I have always felt that most education failings result primarily from increasing family dysfunction and low parental expectations for their children.
For example, I go right by the local high school on my frequent walks out into the country. I see many teacher automobiles in the parking lot early each morning, long before school begins.
The many teachers I know work their butts off and often seem more caring of the students than some of the parents—all for an average salary in my rural district of $48,500.
As I understand the sketchy details of the tax credit proposal, wealthy individuals would get a 75 percent credit for contributions to a scholarship fund to help low-income youngsters attend non-public schools. This credit plus federal tax deductions might make it possible for donors to actually “make a buck” net from their “good deeds.”
The $75 million in tax credits would deprive the state general funds of that amount, money that might otherwise go to public schools. Clearly, the idea is a slap at public schools.
I do believe competition via school choice induces educators to up their game in order to keep their students.
On the other hand, alternatives to traditional public education, by their nature, tend to attract better students, probably with fewer problems overall, into their classrooms. Some perform better than traditional publics; some do not.

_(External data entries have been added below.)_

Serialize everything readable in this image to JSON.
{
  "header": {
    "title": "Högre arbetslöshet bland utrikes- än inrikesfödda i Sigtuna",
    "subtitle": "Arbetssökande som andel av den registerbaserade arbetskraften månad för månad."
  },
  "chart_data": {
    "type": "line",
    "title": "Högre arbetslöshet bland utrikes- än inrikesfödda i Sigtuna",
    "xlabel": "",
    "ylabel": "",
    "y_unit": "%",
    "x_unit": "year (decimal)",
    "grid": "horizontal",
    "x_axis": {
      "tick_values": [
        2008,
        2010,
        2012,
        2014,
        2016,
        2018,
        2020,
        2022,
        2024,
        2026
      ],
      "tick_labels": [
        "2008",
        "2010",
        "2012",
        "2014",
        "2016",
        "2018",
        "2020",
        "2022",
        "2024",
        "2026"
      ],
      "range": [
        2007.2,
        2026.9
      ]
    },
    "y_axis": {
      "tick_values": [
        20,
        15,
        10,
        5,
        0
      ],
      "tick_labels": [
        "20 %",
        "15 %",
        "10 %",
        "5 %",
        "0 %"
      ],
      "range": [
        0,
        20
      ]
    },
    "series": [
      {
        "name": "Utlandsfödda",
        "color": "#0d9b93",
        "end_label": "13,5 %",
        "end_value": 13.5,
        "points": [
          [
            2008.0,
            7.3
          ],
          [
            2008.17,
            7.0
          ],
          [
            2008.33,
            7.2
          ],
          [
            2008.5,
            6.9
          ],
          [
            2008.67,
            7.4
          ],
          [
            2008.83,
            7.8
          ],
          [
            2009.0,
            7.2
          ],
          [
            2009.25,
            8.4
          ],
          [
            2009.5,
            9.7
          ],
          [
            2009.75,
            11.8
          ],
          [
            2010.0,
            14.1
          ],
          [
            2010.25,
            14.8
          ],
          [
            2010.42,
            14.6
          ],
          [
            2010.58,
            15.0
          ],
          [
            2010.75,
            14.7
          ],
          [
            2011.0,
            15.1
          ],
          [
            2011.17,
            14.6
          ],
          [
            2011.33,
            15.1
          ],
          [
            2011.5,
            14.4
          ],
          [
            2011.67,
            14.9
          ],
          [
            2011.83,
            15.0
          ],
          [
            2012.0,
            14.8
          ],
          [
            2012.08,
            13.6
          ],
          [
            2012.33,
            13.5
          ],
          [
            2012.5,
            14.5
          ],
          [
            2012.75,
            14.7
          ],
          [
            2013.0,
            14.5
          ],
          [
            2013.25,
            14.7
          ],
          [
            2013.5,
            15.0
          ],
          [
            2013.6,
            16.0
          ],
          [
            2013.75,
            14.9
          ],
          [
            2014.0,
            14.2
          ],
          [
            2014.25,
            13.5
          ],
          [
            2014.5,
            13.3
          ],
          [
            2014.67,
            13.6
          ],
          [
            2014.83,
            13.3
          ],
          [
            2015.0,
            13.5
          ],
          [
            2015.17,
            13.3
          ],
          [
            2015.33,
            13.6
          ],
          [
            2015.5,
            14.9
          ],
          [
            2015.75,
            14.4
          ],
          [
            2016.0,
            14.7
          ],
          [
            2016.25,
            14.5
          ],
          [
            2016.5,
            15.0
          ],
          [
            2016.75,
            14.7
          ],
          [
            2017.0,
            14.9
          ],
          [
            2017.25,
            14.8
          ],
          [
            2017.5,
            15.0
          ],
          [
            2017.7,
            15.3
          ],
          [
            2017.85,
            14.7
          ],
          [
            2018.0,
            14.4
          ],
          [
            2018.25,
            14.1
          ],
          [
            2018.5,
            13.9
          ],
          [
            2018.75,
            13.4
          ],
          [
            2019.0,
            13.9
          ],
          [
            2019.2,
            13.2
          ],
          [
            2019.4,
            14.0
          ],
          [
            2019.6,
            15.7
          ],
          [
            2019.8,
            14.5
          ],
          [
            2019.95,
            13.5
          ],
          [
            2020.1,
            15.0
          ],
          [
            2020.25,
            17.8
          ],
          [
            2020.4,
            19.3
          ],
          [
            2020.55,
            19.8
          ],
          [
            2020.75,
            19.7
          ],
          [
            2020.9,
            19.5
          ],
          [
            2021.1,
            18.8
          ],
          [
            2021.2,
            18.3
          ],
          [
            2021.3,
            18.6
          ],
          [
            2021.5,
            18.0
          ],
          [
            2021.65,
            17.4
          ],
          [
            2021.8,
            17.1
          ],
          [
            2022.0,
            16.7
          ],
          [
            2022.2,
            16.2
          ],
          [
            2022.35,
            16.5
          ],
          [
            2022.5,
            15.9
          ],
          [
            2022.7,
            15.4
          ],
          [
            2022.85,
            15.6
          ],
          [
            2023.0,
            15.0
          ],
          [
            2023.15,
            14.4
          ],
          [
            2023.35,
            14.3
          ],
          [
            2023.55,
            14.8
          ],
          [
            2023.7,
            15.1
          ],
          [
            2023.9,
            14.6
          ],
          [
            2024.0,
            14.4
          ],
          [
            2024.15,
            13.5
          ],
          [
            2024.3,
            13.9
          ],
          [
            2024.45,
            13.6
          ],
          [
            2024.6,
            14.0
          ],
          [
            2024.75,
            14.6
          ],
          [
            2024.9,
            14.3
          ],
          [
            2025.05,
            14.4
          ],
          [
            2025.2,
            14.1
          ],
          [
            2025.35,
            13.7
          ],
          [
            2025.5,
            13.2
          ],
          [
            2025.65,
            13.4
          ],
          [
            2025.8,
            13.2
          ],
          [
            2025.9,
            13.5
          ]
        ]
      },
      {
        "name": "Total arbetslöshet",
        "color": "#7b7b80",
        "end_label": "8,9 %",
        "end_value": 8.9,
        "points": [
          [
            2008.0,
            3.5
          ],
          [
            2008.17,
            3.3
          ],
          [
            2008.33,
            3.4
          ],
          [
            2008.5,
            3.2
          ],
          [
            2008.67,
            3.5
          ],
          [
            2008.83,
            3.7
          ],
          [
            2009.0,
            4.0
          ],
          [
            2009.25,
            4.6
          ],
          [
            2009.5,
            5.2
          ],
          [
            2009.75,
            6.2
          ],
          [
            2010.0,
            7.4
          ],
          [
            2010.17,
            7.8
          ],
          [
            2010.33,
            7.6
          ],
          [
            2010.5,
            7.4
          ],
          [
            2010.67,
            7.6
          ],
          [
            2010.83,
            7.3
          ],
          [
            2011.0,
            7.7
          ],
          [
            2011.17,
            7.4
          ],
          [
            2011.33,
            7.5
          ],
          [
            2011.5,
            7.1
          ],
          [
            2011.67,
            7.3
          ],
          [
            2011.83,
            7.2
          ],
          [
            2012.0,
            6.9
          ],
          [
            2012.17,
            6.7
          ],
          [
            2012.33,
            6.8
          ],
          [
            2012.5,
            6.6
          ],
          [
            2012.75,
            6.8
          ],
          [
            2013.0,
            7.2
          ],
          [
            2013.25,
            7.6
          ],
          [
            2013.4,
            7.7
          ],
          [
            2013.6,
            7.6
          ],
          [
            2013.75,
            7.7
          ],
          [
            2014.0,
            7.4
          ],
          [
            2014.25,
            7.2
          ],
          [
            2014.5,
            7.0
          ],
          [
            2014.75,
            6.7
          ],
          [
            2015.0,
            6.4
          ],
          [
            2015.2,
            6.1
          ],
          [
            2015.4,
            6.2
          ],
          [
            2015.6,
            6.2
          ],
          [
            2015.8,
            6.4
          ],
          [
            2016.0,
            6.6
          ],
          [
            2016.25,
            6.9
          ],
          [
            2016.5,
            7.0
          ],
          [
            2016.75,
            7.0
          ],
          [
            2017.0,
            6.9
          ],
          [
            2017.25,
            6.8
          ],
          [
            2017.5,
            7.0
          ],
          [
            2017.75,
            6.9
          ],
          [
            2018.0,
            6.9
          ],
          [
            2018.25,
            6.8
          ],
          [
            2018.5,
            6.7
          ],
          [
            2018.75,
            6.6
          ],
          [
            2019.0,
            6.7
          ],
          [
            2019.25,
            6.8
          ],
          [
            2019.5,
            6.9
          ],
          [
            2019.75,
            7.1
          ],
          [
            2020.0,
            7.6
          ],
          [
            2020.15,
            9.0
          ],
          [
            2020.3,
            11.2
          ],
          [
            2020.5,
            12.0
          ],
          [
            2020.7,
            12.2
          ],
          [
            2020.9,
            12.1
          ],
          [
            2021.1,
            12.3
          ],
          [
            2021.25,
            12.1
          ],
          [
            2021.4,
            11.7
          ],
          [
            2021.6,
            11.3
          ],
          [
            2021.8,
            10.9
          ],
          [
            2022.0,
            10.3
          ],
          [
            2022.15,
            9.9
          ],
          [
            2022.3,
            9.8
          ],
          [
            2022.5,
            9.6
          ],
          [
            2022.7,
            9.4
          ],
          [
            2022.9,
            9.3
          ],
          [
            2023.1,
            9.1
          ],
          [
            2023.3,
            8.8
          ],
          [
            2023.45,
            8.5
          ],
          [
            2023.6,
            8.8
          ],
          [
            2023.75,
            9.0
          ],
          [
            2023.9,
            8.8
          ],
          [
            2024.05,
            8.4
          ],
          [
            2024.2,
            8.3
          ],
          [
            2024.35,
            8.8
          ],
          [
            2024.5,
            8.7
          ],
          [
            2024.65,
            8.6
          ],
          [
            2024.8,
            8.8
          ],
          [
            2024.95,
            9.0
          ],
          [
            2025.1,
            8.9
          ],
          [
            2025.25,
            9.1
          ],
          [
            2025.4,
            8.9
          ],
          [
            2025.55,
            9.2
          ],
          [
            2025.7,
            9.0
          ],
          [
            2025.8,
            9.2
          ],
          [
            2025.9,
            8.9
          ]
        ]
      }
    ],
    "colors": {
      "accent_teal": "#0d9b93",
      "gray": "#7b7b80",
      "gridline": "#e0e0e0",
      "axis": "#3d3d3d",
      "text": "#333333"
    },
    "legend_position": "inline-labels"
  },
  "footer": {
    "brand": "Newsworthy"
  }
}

Neighboring Iowa offers its students open enrollment. That is, students may attend any public school they wish at no increased cost. If a neighboring school district has a better music program, a talented aspiring musician can attend that school. Or Mom can take her daughter to work 40 miles away each day, and drop her girl off at school in the town where she works, riding together each way each day.
People say open enrollment wouldn’t work in Illinois. They say parents who could figure out the transportation involved would send their kids to the schools that spend twice as much per pupil as their own district, and for other reasons.
I say we should pilot the idea in part of the state, as another public school choice option.